Breaking stuff is fun. Breaking websites is even more fun. Just follow these step by step instructions and you'll take minutes away from the admins' lives that they can never have back while they revert your pages.

  1. Be aware of your surroundings When your teacher isn't looking, tilt your monitor slightly away from her so that she doesn't see what you're doing. This is a crafty little trick that creates an invisible shield for you to operate under. She won't suspect a thing. Also, keep another window open to some other, less suspicious website, such as Google. Everyone loves Google. They smile because Google is a silly word. If she somehow penetrates the perimeter, you can hit Alt+Tab to quickly switch windows. (or Alt+F4 for free stuff)

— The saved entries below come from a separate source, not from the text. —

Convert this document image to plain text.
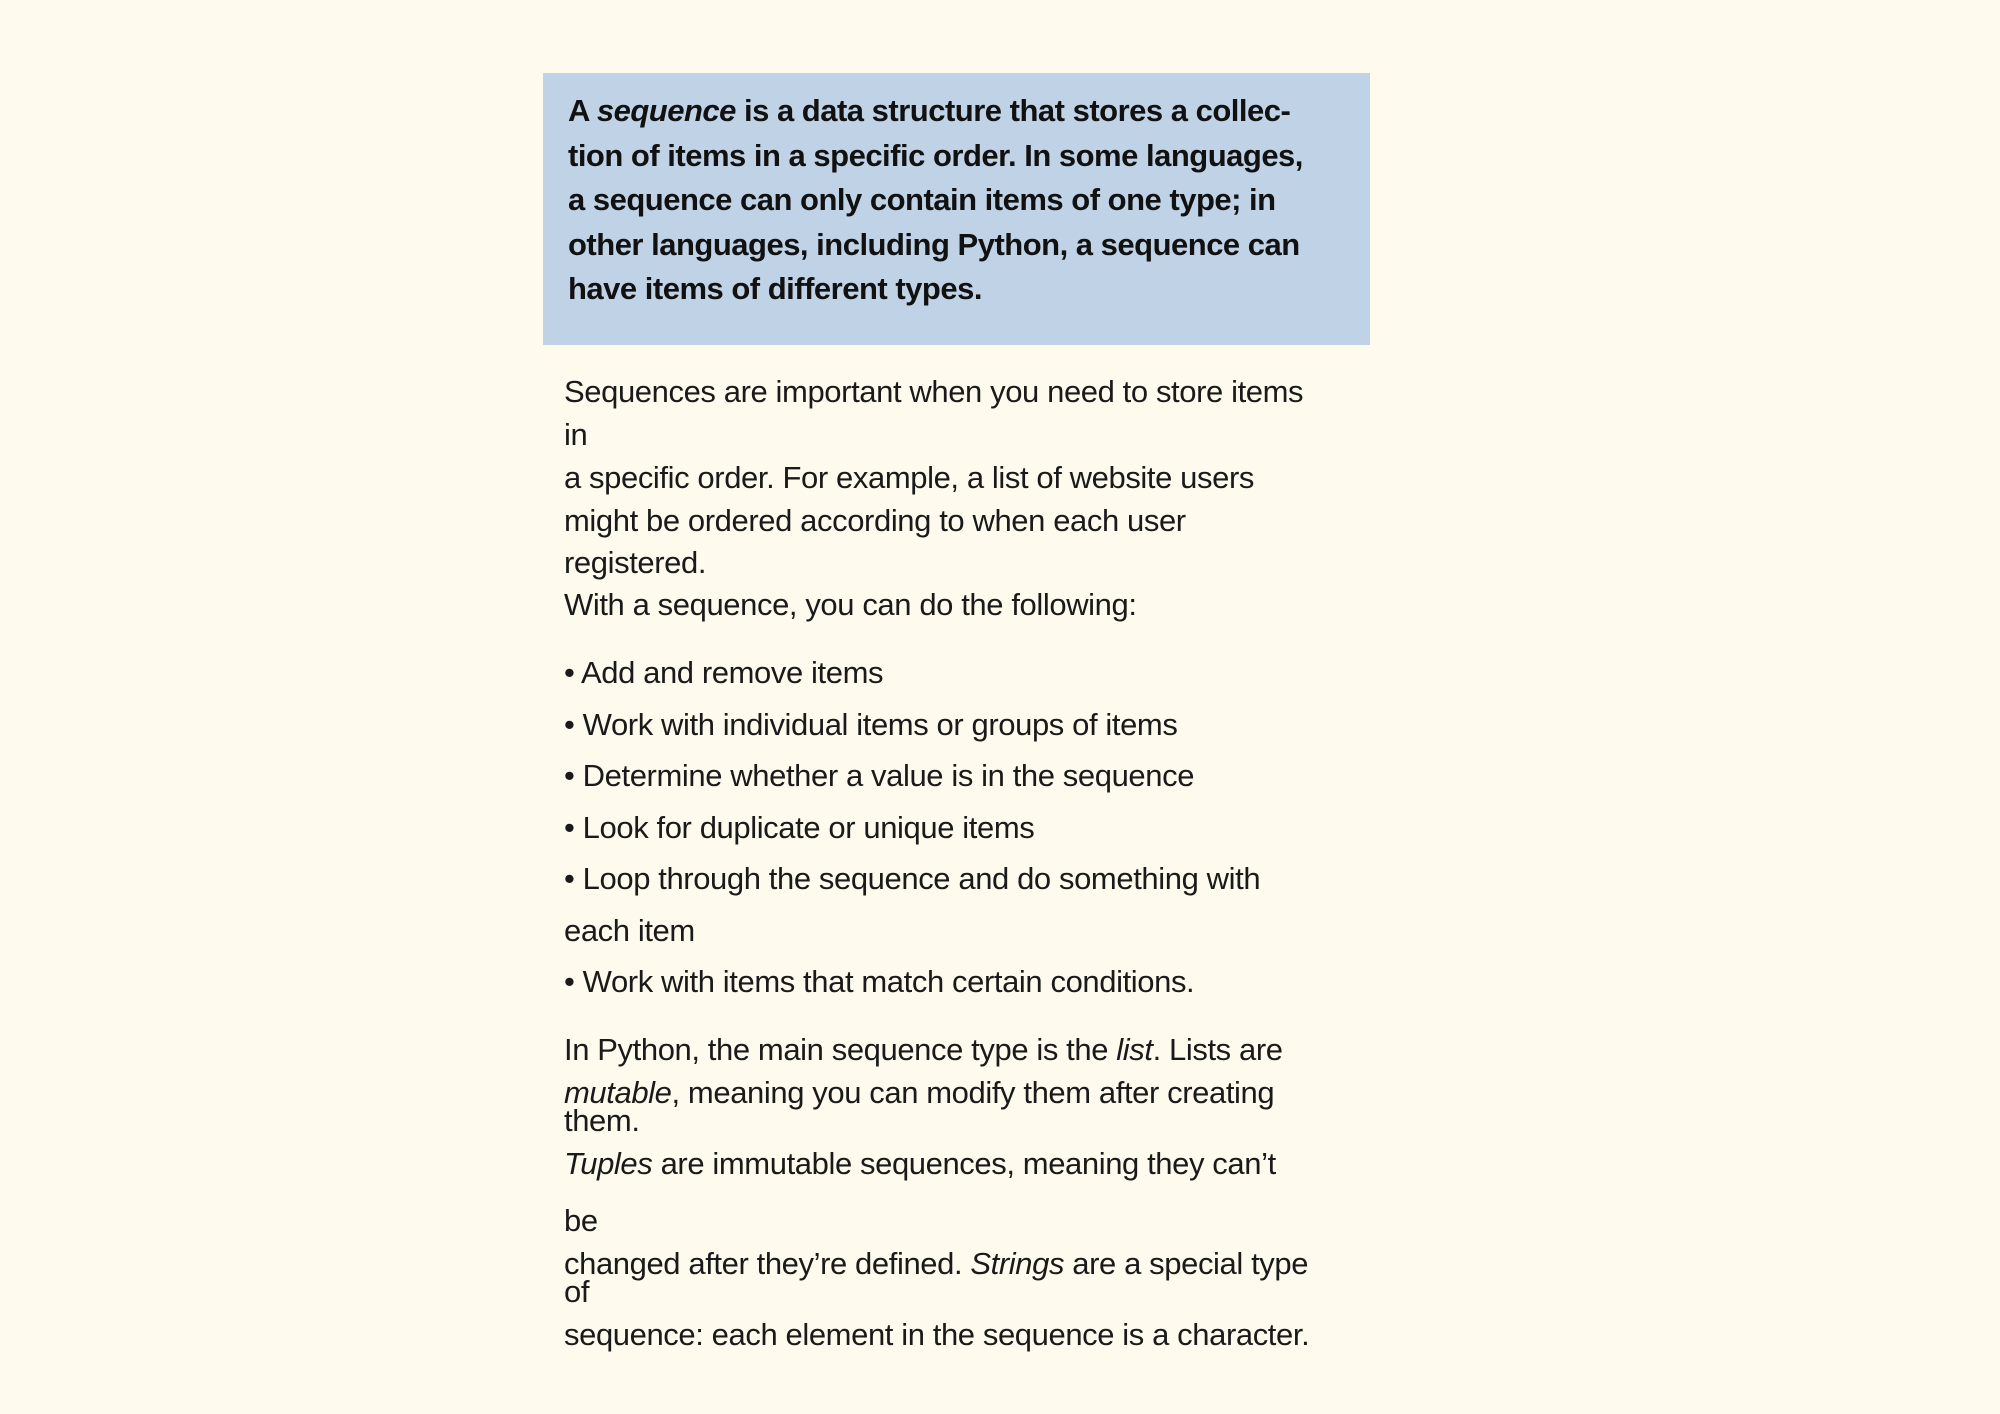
A sequence is a data structure that stores a collec-
tion of items in a specific order. In some languages,
a sequence can only contain items of one type; in
other languages, including Python, a sequence can
have items of different types.

Sequences are important when you need to store items
in
a specific order. For example, a list of website users
might be ordered according to when each user
registered.
With a sequence, you can do the following:
• Add and remove items
• Work with individual items or groups of items
• Determine whether a value is in the sequence
• Look for duplicate or unique items
• Loop through the sequence and do something with
each item
• Work with items that match certain conditions.
In Python, the main sequence type is the list. Lists are
mutable, meaning you can modify them after creating
them.
Tuples are immutable sequences, meaning they can’t
be
changed after they’re defined. Strings are a special type
of
sequence: each element in the sequence is a character.
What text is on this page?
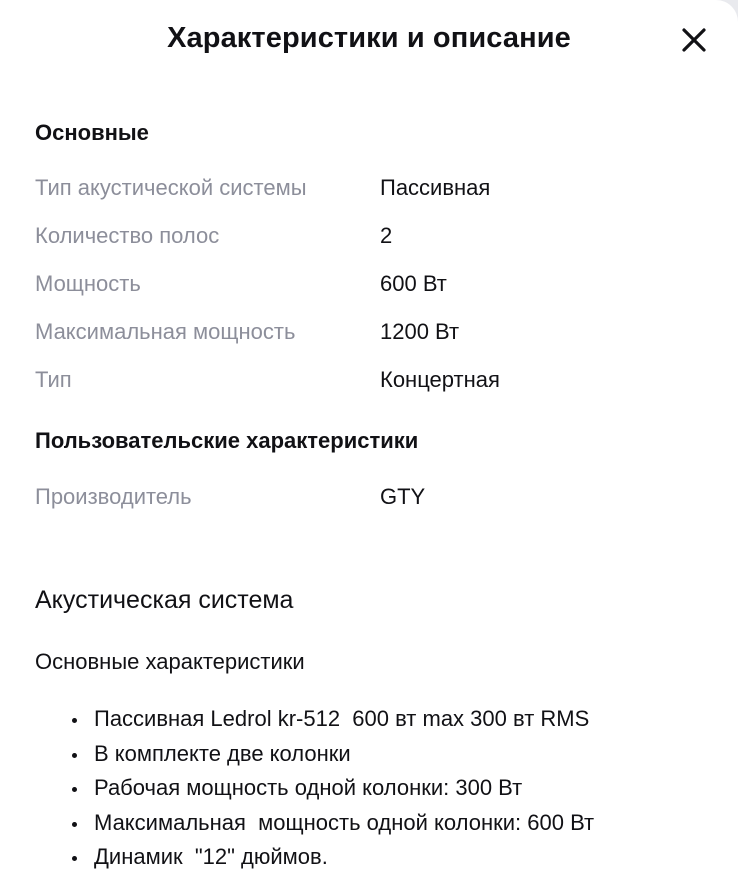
Характеристики и описание
Основные
Тип акустической системы	Пассивная
Количество полос	2
Мощность	600 Вт
Максимальная мощность	1200 Вт
Тип	Концертная
Пользовательские характеристики
Производитель	GTY
Акустическая система
Основные характеристики

Пассивная Ledrol kr-512  600 вт max 300 вт RMS

В комплекте две колонки

Рабочая мощность одной колонки: 300 Вт

Максимальная  мощность одной колонки: 600 Вт

Динамик  "12" дюймов.
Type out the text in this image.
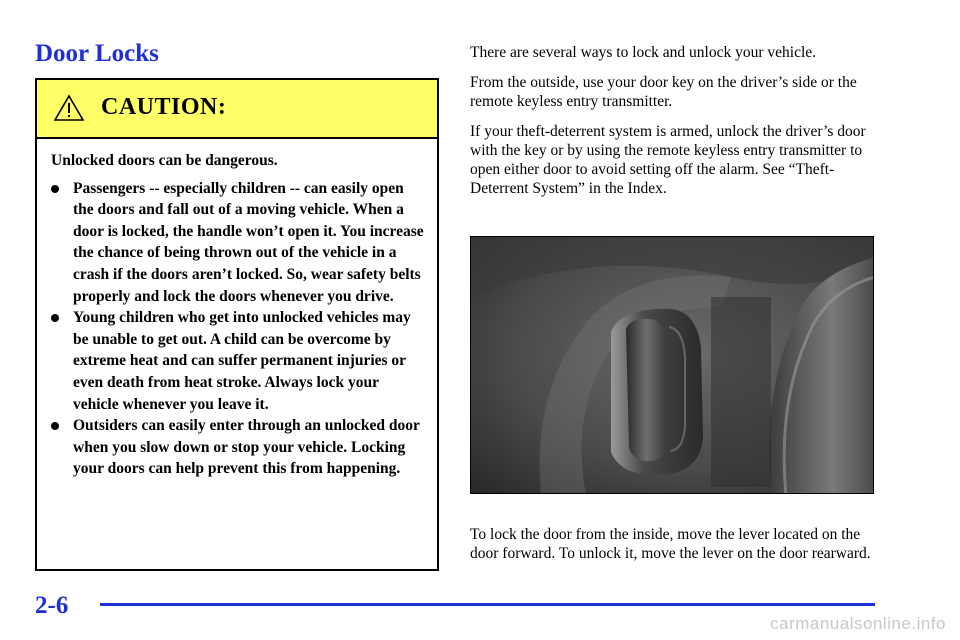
Door Locks
CAUTION:

Unlocked doors can be dangerous.

Passengers -- especially children -- can easily open the doors and fall out of a moving vehicle. When a door is locked, the handle won’t open it. You increase the chance of being thrown out of the vehicle in a crash if the doors aren’t locked. So, wear safety belts properly and lock the doors whenever you drive.
Young children who get into unlocked vehicles may be unable to get out. A child can be overcome by extreme heat and can suffer permanent injuries or even death from heat stroke. Always lock your vehicle whenever you leave it.
Outsiders can easily enter through an unlocked door when you slow down or stop your vehicle. Locking your doors can help prevent this from happening.

There are several ways to lock and unlock your vehicle.

From the outside, use your door key on the driver’s side or the remote keyless entry transmitter.

If your theft-deterrent system is armed, unlock the driver’s door with the key or by using the remote keyless entry transmitter to open either door to avoid setting off the alarm. See “Theft-Deterrent System” in the Index.

To lock the door from the inside, move the lever located on the door forward. To unlock it, move the lever on the door rearward.

2-6
carmanualsonline.info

  2. Find a suitable target Steer clear of the Mel Gibson/Chuck Norris/Hilary Clinton pages. You can't really fuck those pages up any more than they already are. Besides, the admins are just waiting for you there. They want you to mess with those pages because they're n00b traps. Go look at a list of inside jokes and pick a few to fuck up. Now that you're on the article page...
  3. Click "edit" and
  4. Dick around There's a couple ways you can go about this. Feeling lazy? Obviously so, since you're not doing that Thomas Hobbes project. What you need is a good blank. Blanking pages is the fastest way to make Uncyclopedia work for you. Take out some popular pages, like AAAAAAAAA!, or Grue. When people discover that these glorious pages are gone, they'll be horrified. But you want to make sure that no one got there first. However, if you feel like being original and know the words "fuck", "penis", and "George W. Bush", then you can put some effort into screwing up a page by inserting these words in any order you like and then giggling after you save the page and the article really changes. Whichever road you take, the next and final step is to
  5. Snicker and tell your friend at the computer across the room (since you dickheads got separated faster than conjoined twins at a Bass Pro Shop) to open the same article that you just vandalized so that he can share in your delight. He will then prove that he is just as inept and dyslexic as you and come over across the room to look at it on your computer. Then, proceed to the center table and use the large, unfunny, uneditable encyclopedia as you finish your Thomas Hobbes project under the ever-watchful eye of your teacher. Nice going dumbass.